We Stand Corrected: Adjusting Another’s Behavior

behavior

Frustrated on Larchwood Av­enue as a driver fails to abide by the four-way stop, you have a split second decision to roll down your window to express your anger or you can simply accept another careless act of driving. Unfortunately, in today’s crazed world of political correctness, we hesitate to say what we really think in fear of being chastised ,or worse.

“Keeping your opinion to your­self will refrain you from contro­versy,” said junior communica­tion major Danielle Rakowitz. A lot of times we are forced to bite our tongue in some pretty terrible situations. So when should we speak up about our grievances? And what stops us from truly conveying our thoughts?

Rakowitz said, “It’s appropri­ate when something needs to be addressed and changed.”

In matters of public safety, like witnessing a fender bender or an intoxicated stranger attempt­ing to start their car is without a doubt the best time to speak up. But addressing an issue simply because it is bothersome to us is something we can’t commit to.

President Paul Gaffney II said, “There are so many scenarios that it is impossible to make and re­member a rule for each. As one matures (this includes all stu­dents, I think) one is able to ap­ply his or her best judgment to the situation based on general principles.”

Gaffney offered a few of these principles:

1.) Students come to each oth­er’s aid when needed and speak up when someone is being treated disrespectfully by fellow stu­dents.

2.) Simply standing by when safety is involved is inexcusable.

3.) Experts such as residential administrators, counselors and health professionals can help when a student is unsure but wor­ried about a situation concerning another student.

“Many times I have heard that a student has approached an ad­ministrator because he or she saw something troubling. In most cases the situation was resolved without anyone suffering,” said Gaffney.

He added, “There is a fine line between being a tattle-tale or butting in and getting some help. If there is real danger, one should act.”

Ever taken an exam next to a student sounding obviously un­oreoared? Clearly their inability to study for the test is demon­strated through an over empha­sis of exhales and a series of fist pounds to their desk. Did anyone say anything or did the class se­cretly pretend like they weren’t distracted by their classmate’s tantrum?

It’s the classic observation of watching a child acting up in pub­lic and parents who completely neglect the situation. You watch the child scream, arms flailing, and the look on your face says it all. You roll your eyes, shake your head and whisper to your­self, “I’m never having kids,” un­til you wake up one day with a lit­ter of your own and realize you’re that parent.

Hypocrisy may be the reason we fail to bring attention to some­one else. Besides, correcting an­other’s behavior is often not justi­fied and may come off as rude.

Rakowitz said that happy atti­tudes should be embraced if you want to correct another.
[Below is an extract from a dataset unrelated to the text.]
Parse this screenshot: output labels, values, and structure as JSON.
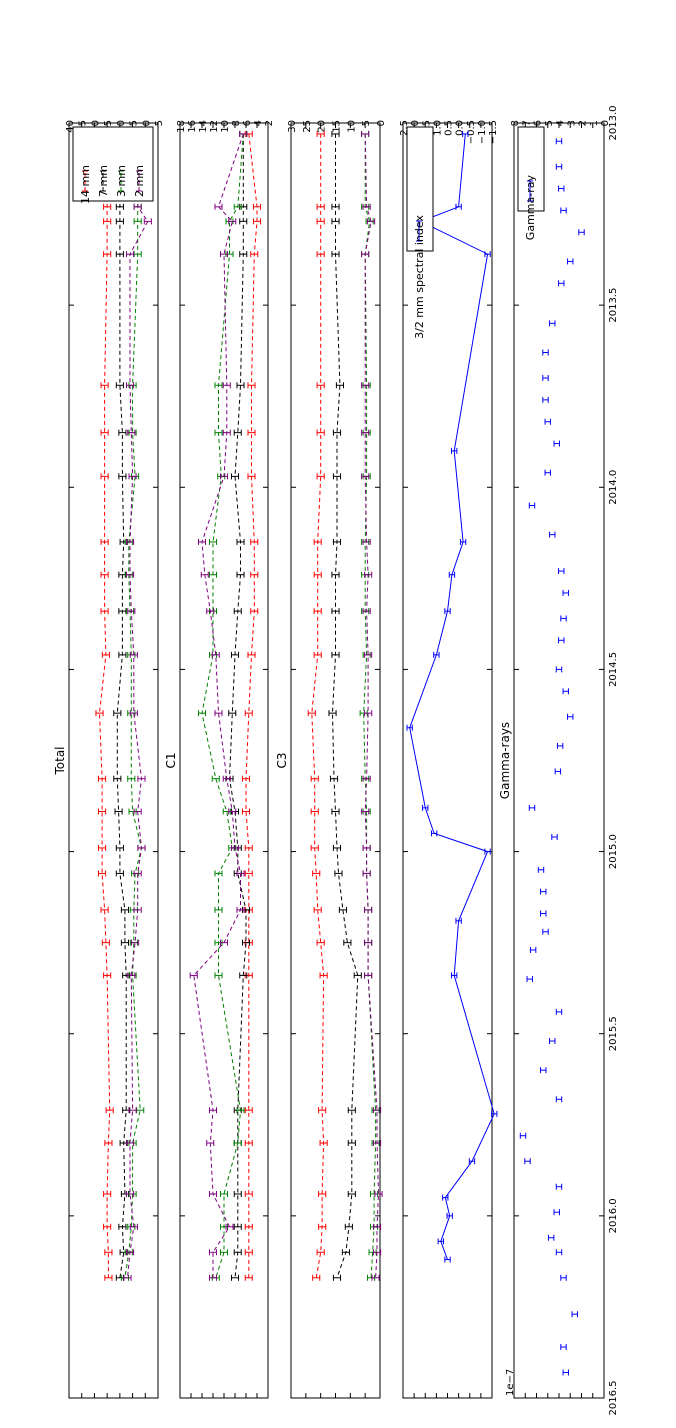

“I have been corrected and have corrected others before for simple things. If you approach the state­ment in a polite way, taking it of­fensively shouldn’t be an issue,” said Rakowitz.

Adversely, senior business ma­jor William Crane said, “I don’t feel it’s my place to correct other people I’m not close with.”

Appropriate behavior defined in the Student Handbook of the University’s Student Code of Con­duct is for students and employees to “act responsible, respectful and professional at all times.”

Senior criminal justice major Christopher Monahan said, “I don’t feel like physical contact is necessary at all when correcting someone’s behavior, just talking to them is the way to go. I once had to calm down a friend at a party who was being just plain loud and obnoxious. You have to remember that under certain situations a per­son may become really offended and the situation might escalate if you try to help someone out.”

Professor Sherri Sukienik of the Communication Department said, “We sort of have to judge situations. I don’t know if we can necessarily classify things as black and white and we have to recognize the circumstances someone is in and use common sense.”